Plumb Lucy, Casula Anna, Sinha Manish D, Inward Carol D, Marks Stephen D, Medcalf James, Nitsch Dorothea
UK Renal Registry, UK Kidney Association, Bristol, UK.
Population Health Sciences, University of Bristol Medical School, Oakfield Grove, Oakfield Road, Bristol, UK.
Clin Kidney J. 2023 Apr 19;16(8):1288-1297. doi: 10.1093/ckj/sfad070. eCollection 2023 Aug.
Few studies describe the epidemiology of childhood acute kidney injury (AKI) nationally. Laboratories in England are required to issue electronic (e-)alerts for AKI based on serum creatinine changes. This study describes a national cohort of children who received an AKI alert and their clinical course.

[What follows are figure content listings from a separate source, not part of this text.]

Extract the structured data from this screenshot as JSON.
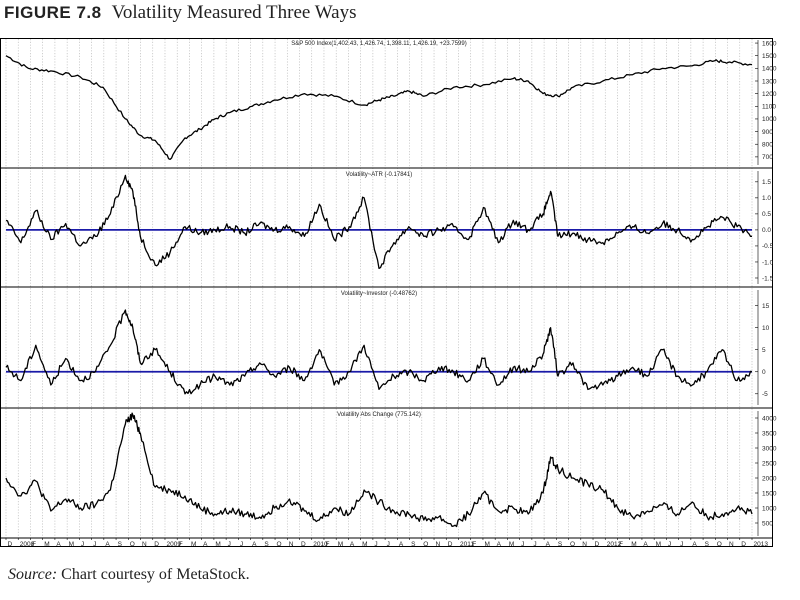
{
  "figure": {
    "number": "FIGURE 7.8",
    "title": "Volatility Measured Three Ways"
  },
  "source": {
    "prefix": "Source:",
    "text": "Chart courtesy of MetaStock."
  },
  "chart_data": [
    {
      "type": "line",
      "title": "S&P 500 Index(1,402.43, 1,426.74, 1,398.11, 1,426.19, +23.7599)",
      "yticks": [
        700,
        800,
        900,
        1000,
        1100,
        1200,
        1300,
        1400,
        1500,
        1600
      ],
      "ylim": [
        620,
        1640
      ],
      "series": [
        {
          "color": "#000000",
          "x": [
            0,
            0.03,
            0.06,
            0.1,
            0.13,
            0.16,
            0.18,
            0.2,
            0.22,
            0.24,
            0.26,
            0.28,
            0.3,
            0.33,
            0.36,
            0.4,
            0.44,
            0.48,
            0.5,
            0.52,
            0.54,
            0.56,
            0.6,
            0.64,
            0.68,
            0.7,
            0.72,
            0.74,
            0.76,
            0.8,
            0.84,
            0.88,
            0.92,
            0.95,
            0.97,
            1.0
          ],
          "y": [
            1500,
            1400,
            1380,
            1330,
            1250,
            1000,
            870,
            830,
            680,
            850,
            920,
            1000,
            1050,
            1100,
            1150,
            1200,
            1180,
            1110,
            1150,
            1180,
            1220,
            1180,
            1250,
            1270,
            1320,
            1300,
            1200,
            1180,
            1250,
            1300,
            1350,
            1400,
            1420,
            1460,
            1450,
            1430
          ]
        }
      ]
    },
    {
      "type": "line",
      "title": "Volatility~ATR (-0.17841)",
      "yticks": [
        -1.5,
        -1.0,
        -0.5,
        0.0,
        0.5,
        1.0,
        1.5
      ],
      "ylim": [
        -1.75,
        1.9
      ],
      "zero_line": 0,
      "series": [
        {
          "color": "#000000",
          "x": [
            0,
            0.02,
            0.04,
            0.06,
            0.08,
            0.1,
            0.12,
            0.14,
            0.16,
            0.17,
            0.18,
            0.2,
            0.22,
            0.24,
            0.26,
            0.28,
            0.3,
            0.32,
            0.34,
            0.36,
            0.38,
            0.4,
            0.42,
            0.44,
            0.46,
            0.48,
            0.5,
            0.52,
            0.54,
            0.56,
            0.58,
            0.6,
            0.62,
            0.64,
            0.66,
            0.68,
            0.7,
            0.72,
            0.73,
            0.74,
            0.76,
            0.78,
            0.8,
            0.82,
            0.84,
            0.86,
            0.88,
            0.9,
            0.92,
            0.94,
            0.96,
            0.98,
            1.0
          ],
          "y": [
            0.3,
            -0.4,
            0.6,
            -0.3,
            0.2,
            -0.5,
            -0.2,
            0.5,
            1.7,
            1.2,
            -0.2,
            -1.1,
            -0.7,
            0.1,
            -0.1,
            0.0,
            0.1,
            -0.1,
            0.2,
            0.0,
            0.1,
            -0.2,
            0.8,
            -0.3,
            0.1,
            1.0,
            -1.2,
            -0.4,
            0.1,
            -0.2,
            0.0,
            0.1,
            -0.3,
            0.7,
            -0.4,
            0.3,
            0.0,
            0.5,
            1.2,
            -0.2,
            -0.1,
            -0.3,
            -0.4,
            -0.1,
            0.1,
            -0.1,
            0.2,
            0.0,
            -0.3,
            0.1,
            0.4,
            0.1,
            -0.2
          ]
        }
      ]
    },
    {
      "type": "line",
      "title": "Volatility~Investor (-0.48762)",
      "yticks": [
        -5,
        0,
        5,
        10,
        15
      ],
      "ylim": [
        -8,
        19
      ],
      "zero_line": 0,
      "series": [
        {
          "color": "#000000",
          "x": [
            0,
            0.02,
            0.04,
            0.06,
            0.08,
            0.1,
            0.12,
            0.14,
            0.16,
            0.17,
            0.18,
            0.2,
            0.22,
            0.24,
            0.26,
            0.28,
            0.3,
            0.32,
            0.34,
            0.36,
            0.38,
            0.4,
            0.42,
            0.44,
            0.46,
            0.48,
            0.5,
            0.52,
            0.54,
            0.56,
            0.58,
            0.6,
            0.62,
            0.64,
            0.66,
            0.68,
            0.7,
            0.72,
            0.73,
            0.74,
            0.76,
            0.78,
            0.8,
            0.82,
            0.84,
            0.86,
            0.88,
            0.9,
            0.92,
            0.94,
            0.96,
            0.98,
            1.0
          ],
          "y": [
            1,
            -2,
            6,
            -3,
            3,
            -2,
            0,
            6,
            14,
            10,
            2,
            5,
            0,
            -5,
            -3,
            -1,
            -3,
            -1,
            2,
            -1,
            1,
            -2,
            5,
            -3,
            0,
            6,
            -4,
            -1,
            0,
            -2,
            1,
            0,
            -2,
            3,
            -3,
            1,
            0,
            4,
            10,
            -1,
            2,
            -4,
            -3,
            -1,
            1,
            -1,
            5,
            -1,
            -3,
            0,
            5,
            -2,
            0
          ]
        }
      ]
    },
    {
      "type": "line",
      "title": "Volatility Abs Change (775.142)",
      "yticks": [
        500,
        1000,
        1500,
        2000,
        2500,
        3000,
        3500,
        4000
      ],
      "ylim": [
        0,
        4300
      ],
      "series": [
        {
          "color": "#000000",
          "x": [
            0,
            0.02,
            0.04,
            0.06,
            0.08,
            0.1,
            0.12,
            0.14,
            0.16,
            0.17,
            0.18,
            0.2,
            0.22,
            0.24,
            0.26,
            0.28,
            0.3,
            0.32,
            0.34,
            0.36,
            0.38,
            0.4,
            0.42,
            0.44,
            0.46,
            0.48,
            0.5,
            0.52,
            0.54,
            0.56,
            0.58,
            0.6,
            0.62,
            0.64,
            0.66,
            0.68,
            0.7,
            0.72,
            0.73,
            0.74,
            0.76,
            0.78,
            0.8,
            0.82,
            0.84,
            0.86,
            0.88,
            0.9,
            0.92,
            0.94,
            0.96,
            0.98,
            1.0
          ],
          "y": [
            2000,
            1400,
            1900,
            900,
            1300,
            1000,
            1100,
            1600,
            3800,
            4100,
            3500,
            1700,
            1600,
            1400,
            1000,
            800,
            900,
            800,
            700,
            1000,
            1300,
            900,
            600,
            1000,
            800,
            1600,
            1200,
            900,
            800,
            600,
            700,
            400,
            800,
            1500,
            900,
            1000,
            800,
            1500,
            2700,
            2300,
            2000,
            1800,
            1600,
            1000,
            700,
            900,
            1100,
            800,
            1200,
            700,
            800,
            1000,
            800
          ]
        }
      ]
    }
  ],
  "x_axis": {
    "ticks": [
      "D",
      "2008",
      "F",
      "M",
      "A",
      "M",
      "J",
      "J",
      "A",
      "S",
      "O",
      "N",
      "D",
      "2009",
      "F",
      "M",
      "A",
      "M",
      "J",
      "J",
      "A",
      "S",
      "O",
      "N",
      "D",
      "2010",
      "F",
      "M",
      "A",
      "M",
      "J",
      "J",
      "A",
      "S",
      "O",
      "N",
      "D",
      "2011",
      "F",
      "M",
      "A",
      "M",
      "J",
      "J",
      "A",
      "S",
      "O",
      "N",
      "D",
      "2012",
      "F",
      "M",
      "A",
      "M",
      "J",
      "J",
      "A",
      "S",
      "O",
      "N",
      "D",
      "2013"
    ]
  }
}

A cross-section of AKI episodes from 2017 are described. Hospital record linkage enabled description of AKI-associated hospitalizations including length of stay (LOS) and critical care requirement. Risk associations with critical care (hospitalized cohort) and 30-day mortality (total cohort) were examined using multivariable logistic regression.
In 2017, 7788 children (52% male, median age 4.4 years, interquartile range 0.9-11.5 years) experienced 8927 AKI episodes; 8% occurred during birth admissions. Of 5582 children with hospitalized AKI, 25% required critical care. In children experiencing an AKI episode unrelated to their birth admission, Asian ethnicity, young (<1 year) or old (16-<18 years) age (reference 1-<5 years), and high peak AKI stage had higher odds of critical care. LOS was higher with peak AKI stage, irrespective of critical care admission. Overall, 30-day mortality rate was 3% ( 251); youngest and oldest age groups, hospital-acquired AKI, higher peak stage and critical care requirement had higher odds of death. For children experiencing AKI alerts during their birth admission, no association was seen between higher peak AKI stage and critical care admission.
Risk associations for adverse AKI outcomes differed among children according to AKI type and whether hospitalization was related to birth. Understanding the factors driving AKI development and progression may help inform interventions to minimize morbidity.
国内很少有研究描述儿童急性肾损伤(AKI)的流行病学情况。英国的实验室被要求根据血清肌酐变化发布AKI的电子(e-)警报。本研究描述了一个接受AKI警报的全国性儿童队列及其临床病程。
描述了2017年AKI发作的横断面情况。通过医院记录链接能够描述与AKI相关的住院情况,包括住院时间(LOS)和重症监护需求。使用多变量逻辑回归分析与重症监护(住院队列)和30天死亡率(总队列)的风险关联。
2017年,7788名儿童(52%为男性,中位年龄4.4岁,四分位间距0.9 - 11.5岁)经历了8927次AKI发作;8%发生在出生住院期间。在5582名住院的AKI儿童中,25%需要重症监护。在经历与出生住院无关的AKI发作的儿童中,亚洲种族、年龄小(<1岁)或大(16 - <18岁)(参照年龄1 - <5岁)以及AKI高峰阶段高的儿童接受重症监护的几率更高。无论是否入住重症监护病房,LOS随AKI高峰阶段升高而增加。总体而言,30天死亡率为3%(251例);最年幼和最年长年龄组、医院获得性AKI、高峰阶段高和需要重症监护的儿童死亡几率更高。对于在出生住院期间经历AKI警报的儿童,较高的AKI高峰阶段与重症监护入院之间未发现关联。
根据AKI类型以及住院是否与出生相关,儿童发生不良AKI结局的风险关联有所不同。了解驱动AKI发生和进展的因素可能有助于为降低发病率的干预措施提供依据。